If a character has only one tool in their toolbox, that means that no matter what obstacle they encounter it must be a nail to their hammer*.
So a combat oriented character needs to basically just hit whatever stands in their way, stealth oriented to sneak by everything, diplomancer to dialogue at everything.
This way you have effectively reduced your game to a bundle of three - an action (or tactical) combat game, stealth game and a visual novel, each reusing the same story and assets and each one sub-par due to using 1/3 of the budget it would normally have access to.
Slow. Clap.
Much better design is to let every character have a fairly substantial subset of all available tools as their toolbox, allowing meaningful decisions regarding which tools to use, how to combine them and how to compensate for the missing ones.
So using the examples above, instead of simple hulk smash, sneaky sneak that sneaks and rat diplomancer you'd have a warrior poet, deadly guerilla guy and silver-tongued rogue.
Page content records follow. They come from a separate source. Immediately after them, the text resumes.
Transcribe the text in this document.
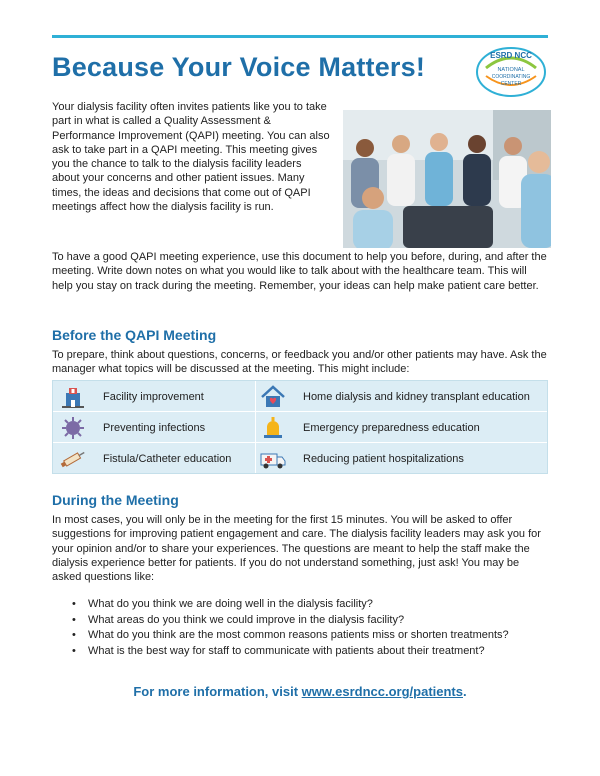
Because Your Voice Matters!	ESRD NCC
NATIONAL
COORDINATING
CENTER

Your dialysis facility often invites patients like you to take part in what is called a Quality Assessment & Performance Improvement (QAPI) meeting. You can also ask to take part in a QAPI meeting. This meeting gives you the chance to talk to the dialysis facility leaders about your concerns and other patient issues. Many times, the ideas and decisions that come out of QAPI meetings affect how the dialysis facility is run.

To have a good QAPI meeting experience, use this document to help you before, during, and after the meeting. Write down notes on what you would like to talk about with the healthcare team. This will help you stay on track during the meeting. Remember, your ideas can help make patient care better.

Before the QAPI Meeting

To prepare, think about questions, concerns, or feedback you and/or other patients may have. Ask the manager what topics will be discussed at the meeting. This might include:

Facility improvement	Home dialysis and kidney transplant education
Preventing infections	Emergency preparedness education
Fistula/Catheter education	Reducing patient hospitalizations
During the Meeting

In most cases, you will only be in the meeting for the first 15 minutes. You will be asked to offer suggestions for improving patient engagement and care. The dialysis facility leaders may ask you for your opinion and/or to share your experiences. The questions are meant to help the staff make the dialysis experience better for patients. If you do not understand something, just ask! You may be asked questions like:

• What do you think we are doing well in the dialysis facility?
• What areas do you think we could improve in the dialysis facility?
• What do you think are the most common reasons patients miss or shorten treatments?
• What is the best way for staff to communicate with patients about their treatment?

For more information, visit www.esrdncc.org/patients.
Each having to decide which facet of their character to use at any given moment and how to combine them on a moment to moment basis.
*)
The alternative being, of course, designing the game such that not all (or perhaps even none) characters can complete it so that you can gloat at player not using the wiki beforehand.
There is, of course a place in the world for devs like this - this place is them straddling the business end of a massive, slowly rotating construction auger while begging for mercy.